The next course was a spaghetti with toasted breadcrumbs and uni in a buttery sauce. A rich dish, made all the more rich with the addition of uni. The breadcrumbs added a nice crispiness, reminding me of other memorable pasta dishes with crispy ingredients, like a linguini with razor clams and crispy bottarga at Boulud Sud.

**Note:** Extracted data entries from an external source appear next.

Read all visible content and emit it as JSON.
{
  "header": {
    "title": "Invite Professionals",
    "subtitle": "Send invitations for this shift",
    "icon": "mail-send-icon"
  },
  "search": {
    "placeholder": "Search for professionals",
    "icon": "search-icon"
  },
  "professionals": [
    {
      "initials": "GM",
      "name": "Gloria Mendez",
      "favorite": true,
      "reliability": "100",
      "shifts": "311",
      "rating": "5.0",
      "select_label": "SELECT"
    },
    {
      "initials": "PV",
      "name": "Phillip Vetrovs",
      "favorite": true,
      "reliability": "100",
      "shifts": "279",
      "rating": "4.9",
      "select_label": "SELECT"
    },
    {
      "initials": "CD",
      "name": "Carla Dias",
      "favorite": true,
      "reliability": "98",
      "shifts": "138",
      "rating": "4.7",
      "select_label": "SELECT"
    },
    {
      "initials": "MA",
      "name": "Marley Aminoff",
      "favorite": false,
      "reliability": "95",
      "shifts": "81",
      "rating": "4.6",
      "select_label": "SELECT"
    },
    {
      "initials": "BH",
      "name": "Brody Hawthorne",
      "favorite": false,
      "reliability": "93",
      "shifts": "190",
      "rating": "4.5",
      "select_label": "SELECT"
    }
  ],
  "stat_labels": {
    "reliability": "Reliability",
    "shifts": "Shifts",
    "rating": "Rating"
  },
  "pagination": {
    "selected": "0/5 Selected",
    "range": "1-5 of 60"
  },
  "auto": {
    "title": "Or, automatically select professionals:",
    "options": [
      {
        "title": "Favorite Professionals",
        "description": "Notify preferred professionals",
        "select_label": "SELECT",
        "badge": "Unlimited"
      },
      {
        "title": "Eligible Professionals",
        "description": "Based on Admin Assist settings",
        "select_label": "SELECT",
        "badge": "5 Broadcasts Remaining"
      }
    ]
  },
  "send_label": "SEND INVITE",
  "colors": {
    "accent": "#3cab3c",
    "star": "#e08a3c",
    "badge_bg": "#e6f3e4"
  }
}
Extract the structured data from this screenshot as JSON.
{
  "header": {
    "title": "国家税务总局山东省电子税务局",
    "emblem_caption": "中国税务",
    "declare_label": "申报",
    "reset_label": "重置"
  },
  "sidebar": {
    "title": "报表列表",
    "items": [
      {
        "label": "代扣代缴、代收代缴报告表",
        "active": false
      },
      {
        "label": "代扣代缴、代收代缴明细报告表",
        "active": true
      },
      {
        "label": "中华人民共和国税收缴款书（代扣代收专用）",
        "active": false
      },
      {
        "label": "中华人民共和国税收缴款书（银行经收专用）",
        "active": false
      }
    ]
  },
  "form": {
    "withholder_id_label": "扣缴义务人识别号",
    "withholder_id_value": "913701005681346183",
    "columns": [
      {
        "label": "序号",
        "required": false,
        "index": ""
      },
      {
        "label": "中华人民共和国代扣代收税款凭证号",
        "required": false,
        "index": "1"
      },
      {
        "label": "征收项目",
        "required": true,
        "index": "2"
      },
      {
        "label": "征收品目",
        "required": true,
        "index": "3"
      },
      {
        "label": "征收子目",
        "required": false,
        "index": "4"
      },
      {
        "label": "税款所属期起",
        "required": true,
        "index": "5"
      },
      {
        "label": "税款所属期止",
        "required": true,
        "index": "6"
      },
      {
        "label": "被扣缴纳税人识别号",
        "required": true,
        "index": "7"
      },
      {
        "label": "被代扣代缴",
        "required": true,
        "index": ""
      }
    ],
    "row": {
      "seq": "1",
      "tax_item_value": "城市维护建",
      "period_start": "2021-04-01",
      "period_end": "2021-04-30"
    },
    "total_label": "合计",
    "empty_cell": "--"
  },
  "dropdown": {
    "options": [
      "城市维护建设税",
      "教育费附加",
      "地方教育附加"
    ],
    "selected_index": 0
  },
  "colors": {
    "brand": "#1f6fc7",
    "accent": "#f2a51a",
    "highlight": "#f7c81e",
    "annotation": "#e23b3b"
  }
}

Black cod with spring vegetables

Finally, our fish course came, after a long wait: black cod over spring vegetables and a creamy – too creamy – sauce. This was the third dish in a row incorporating Japanese incredients – hamachi, uni, and now black cod.  Black cod is a soft, buttery fish, made famous by Nobu’s black cod with miso. This was the weakest course of the night, however. While the fish was cooked well and it looked beautiful, the sauce was way too creamy, which clashed with the already buttery fish.

Sliced duck breast

We were not disappointed by the next dish: thickly sliced duck breast with different, yet still spring, vegetables. The spicy spring greens, complemented the duck; and also added to the overall seasonality of the dish.

The caramel mousse

After a brief interlude, during which more drinks were consumed, we were served two desserts, both served in glasses, and both with essentially the same consistency. First was a refreshing grapefruit panna cotta served in a shot glass. A pleasing palate clenser after the duck.

For the main dessert, we were served a salted caramel mousse topped with nuts and lemon zest. I enjoyed this chocolateless-mousse, though perhaps a change of texture for one of the desserts would have allowed the chefs to demonstrate more versatility.